Anton Hrodegh

Anton Hrodegh (* 28. Oktober 1875 in Schiltingeramt bei Langenlois; † 18. Juni 1926 in Gars am Kamp) war ein katholischer Pfarrer und in den letzten zehn Jahren seines Lebens auch ein Prähistoriker.

Inhaltsverzeichnis

Leben

Er studierte in seiner Freizeit bei Oswald Menghin, dem nachmaligen Ordinarius am Urgeschichtlichen Institut der Universität Wien, das Hauptfach Urgeschichte und promovierte am 21. Juli 1917. Die Grundlagen für seine Forschungs- und Veröffentlichungstätigkeit waren hauptsächlich die Aufsammlungen des Candidus Ponz, Reichsritter von Engelshofen ( Rosenburg) und von Johann Krahuletz (Eggenburg). Hrodegh war einer der Begründer des Kamptalmuseums der Stadt Langenlois, welches ihm auch zahlreiche Fundmaterialien verdankt.
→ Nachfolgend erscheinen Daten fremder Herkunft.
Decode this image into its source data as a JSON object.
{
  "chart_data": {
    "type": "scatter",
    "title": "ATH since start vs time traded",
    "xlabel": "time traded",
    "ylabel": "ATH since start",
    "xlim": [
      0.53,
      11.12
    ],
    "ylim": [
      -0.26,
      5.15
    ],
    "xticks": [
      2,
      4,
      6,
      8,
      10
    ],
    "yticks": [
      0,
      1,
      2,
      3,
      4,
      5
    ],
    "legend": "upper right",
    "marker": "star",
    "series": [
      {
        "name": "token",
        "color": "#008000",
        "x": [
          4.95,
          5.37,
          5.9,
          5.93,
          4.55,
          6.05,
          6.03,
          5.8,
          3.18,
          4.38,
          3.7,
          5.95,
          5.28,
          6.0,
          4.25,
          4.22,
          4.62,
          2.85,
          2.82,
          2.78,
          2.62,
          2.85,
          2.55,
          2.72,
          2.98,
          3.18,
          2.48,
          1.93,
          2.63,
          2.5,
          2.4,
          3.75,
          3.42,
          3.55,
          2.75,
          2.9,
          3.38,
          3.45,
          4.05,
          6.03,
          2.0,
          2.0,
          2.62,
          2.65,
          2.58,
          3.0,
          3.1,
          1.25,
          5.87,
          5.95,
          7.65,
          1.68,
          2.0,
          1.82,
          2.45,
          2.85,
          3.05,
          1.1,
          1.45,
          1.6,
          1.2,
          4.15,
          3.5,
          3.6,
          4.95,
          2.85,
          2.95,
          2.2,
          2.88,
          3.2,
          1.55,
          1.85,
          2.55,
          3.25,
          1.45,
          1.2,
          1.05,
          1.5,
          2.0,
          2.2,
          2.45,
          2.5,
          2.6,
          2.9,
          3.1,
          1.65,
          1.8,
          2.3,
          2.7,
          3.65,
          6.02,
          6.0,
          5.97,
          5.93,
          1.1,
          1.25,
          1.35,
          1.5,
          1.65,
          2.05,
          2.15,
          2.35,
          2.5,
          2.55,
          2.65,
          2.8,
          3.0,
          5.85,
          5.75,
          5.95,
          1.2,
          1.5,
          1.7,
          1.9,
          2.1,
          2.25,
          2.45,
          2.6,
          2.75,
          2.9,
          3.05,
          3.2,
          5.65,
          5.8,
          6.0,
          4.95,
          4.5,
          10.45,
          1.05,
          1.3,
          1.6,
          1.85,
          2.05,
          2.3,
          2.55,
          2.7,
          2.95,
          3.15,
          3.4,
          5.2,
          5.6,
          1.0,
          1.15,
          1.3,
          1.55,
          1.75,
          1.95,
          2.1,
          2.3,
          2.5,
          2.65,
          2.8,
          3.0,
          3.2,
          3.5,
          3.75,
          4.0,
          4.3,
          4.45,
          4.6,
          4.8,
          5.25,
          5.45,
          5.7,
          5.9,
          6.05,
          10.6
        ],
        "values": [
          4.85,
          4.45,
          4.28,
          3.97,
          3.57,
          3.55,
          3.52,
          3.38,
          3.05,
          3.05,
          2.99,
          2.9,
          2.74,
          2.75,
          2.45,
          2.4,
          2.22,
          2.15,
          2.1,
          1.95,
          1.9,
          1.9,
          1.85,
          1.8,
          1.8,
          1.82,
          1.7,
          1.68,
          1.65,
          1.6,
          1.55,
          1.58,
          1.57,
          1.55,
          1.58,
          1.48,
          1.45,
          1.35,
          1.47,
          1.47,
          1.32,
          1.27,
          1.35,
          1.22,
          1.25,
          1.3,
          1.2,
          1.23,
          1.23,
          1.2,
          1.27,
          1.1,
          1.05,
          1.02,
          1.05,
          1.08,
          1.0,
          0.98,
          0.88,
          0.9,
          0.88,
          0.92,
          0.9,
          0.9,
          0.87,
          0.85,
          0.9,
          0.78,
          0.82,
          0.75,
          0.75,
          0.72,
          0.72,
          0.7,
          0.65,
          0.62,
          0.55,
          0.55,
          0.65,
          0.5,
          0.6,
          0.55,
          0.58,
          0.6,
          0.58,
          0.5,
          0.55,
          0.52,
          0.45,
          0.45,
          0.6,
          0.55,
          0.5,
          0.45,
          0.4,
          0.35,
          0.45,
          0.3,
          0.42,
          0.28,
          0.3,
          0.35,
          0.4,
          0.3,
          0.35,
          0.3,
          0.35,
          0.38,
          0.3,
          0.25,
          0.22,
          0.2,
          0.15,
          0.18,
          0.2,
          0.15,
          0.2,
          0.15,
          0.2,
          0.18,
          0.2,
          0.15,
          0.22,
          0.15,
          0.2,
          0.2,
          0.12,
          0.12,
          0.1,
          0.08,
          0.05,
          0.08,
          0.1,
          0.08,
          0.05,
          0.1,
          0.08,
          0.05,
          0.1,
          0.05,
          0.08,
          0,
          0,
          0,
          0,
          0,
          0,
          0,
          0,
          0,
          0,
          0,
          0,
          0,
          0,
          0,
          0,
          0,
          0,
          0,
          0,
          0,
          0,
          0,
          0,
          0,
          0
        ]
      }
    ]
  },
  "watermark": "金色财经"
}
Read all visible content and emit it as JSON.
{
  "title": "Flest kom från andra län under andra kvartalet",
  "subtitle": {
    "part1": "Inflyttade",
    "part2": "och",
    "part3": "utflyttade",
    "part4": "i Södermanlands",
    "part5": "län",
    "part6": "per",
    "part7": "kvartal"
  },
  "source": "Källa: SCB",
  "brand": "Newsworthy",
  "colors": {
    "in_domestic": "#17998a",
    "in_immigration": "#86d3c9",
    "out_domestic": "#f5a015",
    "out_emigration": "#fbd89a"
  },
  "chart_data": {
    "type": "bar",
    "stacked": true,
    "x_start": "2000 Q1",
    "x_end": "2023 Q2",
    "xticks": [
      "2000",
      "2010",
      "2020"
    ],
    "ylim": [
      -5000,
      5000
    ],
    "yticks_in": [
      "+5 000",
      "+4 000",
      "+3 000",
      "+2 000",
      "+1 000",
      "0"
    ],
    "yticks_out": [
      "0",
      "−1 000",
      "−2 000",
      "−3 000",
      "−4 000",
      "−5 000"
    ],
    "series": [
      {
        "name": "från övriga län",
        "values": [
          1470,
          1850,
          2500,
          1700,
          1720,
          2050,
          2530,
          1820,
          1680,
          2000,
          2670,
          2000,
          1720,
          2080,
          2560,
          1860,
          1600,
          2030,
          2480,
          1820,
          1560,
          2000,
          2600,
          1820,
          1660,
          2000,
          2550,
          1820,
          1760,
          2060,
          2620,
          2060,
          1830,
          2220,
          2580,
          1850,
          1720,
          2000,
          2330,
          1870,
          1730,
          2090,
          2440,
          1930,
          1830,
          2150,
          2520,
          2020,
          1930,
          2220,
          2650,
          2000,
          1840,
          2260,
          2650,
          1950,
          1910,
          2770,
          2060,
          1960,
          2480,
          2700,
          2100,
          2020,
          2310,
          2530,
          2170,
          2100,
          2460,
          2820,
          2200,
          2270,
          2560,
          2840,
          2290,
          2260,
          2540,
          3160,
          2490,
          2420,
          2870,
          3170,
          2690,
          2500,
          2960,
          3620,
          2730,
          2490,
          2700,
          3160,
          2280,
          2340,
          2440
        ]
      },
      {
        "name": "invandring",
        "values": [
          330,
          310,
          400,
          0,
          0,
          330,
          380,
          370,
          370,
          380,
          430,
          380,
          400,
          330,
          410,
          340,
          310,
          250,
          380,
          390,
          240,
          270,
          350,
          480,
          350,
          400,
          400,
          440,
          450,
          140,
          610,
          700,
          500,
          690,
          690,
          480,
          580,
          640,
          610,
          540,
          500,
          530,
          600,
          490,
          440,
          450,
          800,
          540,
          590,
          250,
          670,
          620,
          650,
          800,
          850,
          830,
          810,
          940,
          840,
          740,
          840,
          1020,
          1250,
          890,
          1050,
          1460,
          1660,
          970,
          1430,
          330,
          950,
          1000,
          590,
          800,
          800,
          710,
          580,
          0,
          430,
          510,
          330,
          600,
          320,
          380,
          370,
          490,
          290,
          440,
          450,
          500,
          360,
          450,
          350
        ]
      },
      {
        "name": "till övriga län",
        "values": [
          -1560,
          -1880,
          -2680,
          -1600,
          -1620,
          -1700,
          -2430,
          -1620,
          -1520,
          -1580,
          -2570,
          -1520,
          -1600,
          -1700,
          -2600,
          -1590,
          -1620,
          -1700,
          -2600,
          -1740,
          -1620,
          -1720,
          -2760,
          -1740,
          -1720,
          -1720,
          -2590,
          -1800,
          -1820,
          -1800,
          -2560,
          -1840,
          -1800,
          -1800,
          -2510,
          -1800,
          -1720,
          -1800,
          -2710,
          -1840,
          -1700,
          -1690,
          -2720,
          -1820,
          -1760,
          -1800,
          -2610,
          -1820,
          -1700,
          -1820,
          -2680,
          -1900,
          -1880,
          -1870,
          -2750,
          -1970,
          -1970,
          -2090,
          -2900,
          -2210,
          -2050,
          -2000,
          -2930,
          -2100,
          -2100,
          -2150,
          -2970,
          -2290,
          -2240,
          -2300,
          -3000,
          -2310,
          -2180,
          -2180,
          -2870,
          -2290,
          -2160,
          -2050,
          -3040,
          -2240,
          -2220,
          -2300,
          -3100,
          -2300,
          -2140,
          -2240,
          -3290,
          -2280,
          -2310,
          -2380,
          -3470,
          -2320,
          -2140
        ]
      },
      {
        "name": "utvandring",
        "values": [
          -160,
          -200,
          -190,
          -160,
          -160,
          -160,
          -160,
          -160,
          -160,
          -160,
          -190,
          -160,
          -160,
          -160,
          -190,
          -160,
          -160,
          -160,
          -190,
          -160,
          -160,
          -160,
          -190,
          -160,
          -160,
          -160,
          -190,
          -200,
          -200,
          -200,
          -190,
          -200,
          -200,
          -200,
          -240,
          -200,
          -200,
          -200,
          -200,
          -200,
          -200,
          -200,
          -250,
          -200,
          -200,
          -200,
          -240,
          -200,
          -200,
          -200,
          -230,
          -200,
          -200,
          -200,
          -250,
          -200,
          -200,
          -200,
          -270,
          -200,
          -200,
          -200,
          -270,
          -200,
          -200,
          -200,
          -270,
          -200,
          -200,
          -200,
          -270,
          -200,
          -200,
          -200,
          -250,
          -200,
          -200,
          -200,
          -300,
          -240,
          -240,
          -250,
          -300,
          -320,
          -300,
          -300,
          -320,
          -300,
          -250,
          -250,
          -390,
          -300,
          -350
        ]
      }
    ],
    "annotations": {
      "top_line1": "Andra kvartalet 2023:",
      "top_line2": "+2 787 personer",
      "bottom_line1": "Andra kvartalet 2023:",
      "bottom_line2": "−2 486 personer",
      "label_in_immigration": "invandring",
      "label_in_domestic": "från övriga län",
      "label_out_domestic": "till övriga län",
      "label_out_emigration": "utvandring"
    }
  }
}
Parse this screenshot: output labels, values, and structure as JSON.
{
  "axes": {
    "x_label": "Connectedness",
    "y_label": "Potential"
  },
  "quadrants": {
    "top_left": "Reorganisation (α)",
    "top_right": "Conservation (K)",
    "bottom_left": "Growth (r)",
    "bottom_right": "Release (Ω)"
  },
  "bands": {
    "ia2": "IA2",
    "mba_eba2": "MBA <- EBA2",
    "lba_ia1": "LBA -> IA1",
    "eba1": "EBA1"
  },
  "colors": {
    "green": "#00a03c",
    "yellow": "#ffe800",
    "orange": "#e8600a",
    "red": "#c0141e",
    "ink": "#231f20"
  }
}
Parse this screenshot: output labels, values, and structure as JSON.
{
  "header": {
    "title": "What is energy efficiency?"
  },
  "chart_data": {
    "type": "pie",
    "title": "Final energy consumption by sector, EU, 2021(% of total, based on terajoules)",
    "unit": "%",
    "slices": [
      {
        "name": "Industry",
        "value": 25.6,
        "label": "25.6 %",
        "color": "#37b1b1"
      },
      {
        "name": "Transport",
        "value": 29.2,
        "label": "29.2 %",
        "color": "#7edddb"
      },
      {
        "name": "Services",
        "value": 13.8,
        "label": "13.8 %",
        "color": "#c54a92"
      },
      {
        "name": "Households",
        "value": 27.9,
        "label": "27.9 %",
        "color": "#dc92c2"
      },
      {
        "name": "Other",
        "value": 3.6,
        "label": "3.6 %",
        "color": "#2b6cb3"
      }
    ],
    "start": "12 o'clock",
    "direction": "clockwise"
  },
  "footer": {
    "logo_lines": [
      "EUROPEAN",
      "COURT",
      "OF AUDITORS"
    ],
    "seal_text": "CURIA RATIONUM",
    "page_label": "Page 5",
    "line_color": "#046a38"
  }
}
Durch seine rege Publikationstätigkeit (rund 30 Fach- und heimatkundliche Artikel), die sich fast nur auf das Waldviertel beschränkte, und durch zahlreiche Vorträge erlangte er seinerzeit einen großen Bekanntheitsgrad. Als Konservator des Bundesdenkmalamtes in Wien konnte er erfolgreich bei der ländlichen Bevölkerung in denkmalpflegerischer Sicht aufklärend wirken. Er war der erste, der über die slawische Besiedlung des Waldviertels und insbesondere des Kamptales wissenschaftlich arbeitete. Seine diesbezüglichen Ergebnisse wusste er auch gegenüber nationalistischen Bestrebungen durchzusetzen.

Sein Hauptwerk ist die ein Jahr vor seinem Tod erschienene "Urgeschichte" des Waldviertels, in heimatkundlichen Kreisen heute noch ein Kultbuch. Hrodegh gilt als einer der Begründer der modernen Urgeschichtsforschung in Österreich. Seine Forschungsergebnisse zum Neolithikum und zum Frühmittelalter (Slawen) sind großteils noch aktuell.

Werke

(Auswahl)

  • Prähistorische Archaismen in unserem modernen Jägerlatein, Philos. Dissertation der Universität Wien 1916.
  • Prähistorische Siedlung nächst der Ruine Schimmelsprung in Thunau bei Gars am Kamp. Wiener Prähistorische Zeitschrift III, 1916, S. 24ff.
  • Der Hausberg in Schiltern. Mitteilungen der Anthropologischen Gesellschaft XLVIII, 1918, S. 9ff.
  • Religiöse Primitiverscheinungen im oberen Schwarzatal, Zeitschrift für österreichische Volkskunde 24, 1918, S. 117ff.
  • Die Urgeschichte des Kamptales mit spezieller Berücksichtigung von Gars und Umgebung. In: Julius Kiennast, Chronik des Marktes Gars in Niederösterreich. Gars 1920, S. 5ff.
  • Der Koglberg (Freiberg) bei Zöbing. Eine neue urgeschichtliche Kamptalstation. Langenlois 1921.
  • Über die neolithischen Idole des niederösterreichischen Manhartsgebietes. Mitteilungen der Anthropologischen Gesellschaft LIII, 1923, S. 197ff.
  • Beitrag zur Vor- und Frühgeschichte des südlichen Waldviertels. Österreichs Kunstschätze und Altertumsstätten. Wien o.J.
  • Urgeschichte, Verlag E. Stepan, Wien 1925 (Das Waldviertel; Bd. 2).

Literatur

  • Leonhard Franz: Anton Hrodegh † (1926). In: Wiener Prähistorische Zeitschrift14 (1927), S. 61 ff.
  • Franz Loidl: Gebirgspfarrer Dr. phil. Anton Hrodegh, namhafter n.ö. Prähistoriker, Wien 1963 (Beiträge zur Wiener Diözesangeschichte)
  • Hermann Maurer: Die bedeutendsten Waldviertler Urzeitforscher und deren Begräbnisstätten, In: Das Waldviertel 24 (35), 1975, S. 17 ff.
  • Hans Heppenheimer, "Ein großer Sohn der Heimat...". Gedenkfeier zum 100. Geburtstag des Urgeschichtsforschers Dr. Hrodegh, Das Waldviertel 24, 1975, S. 209ff.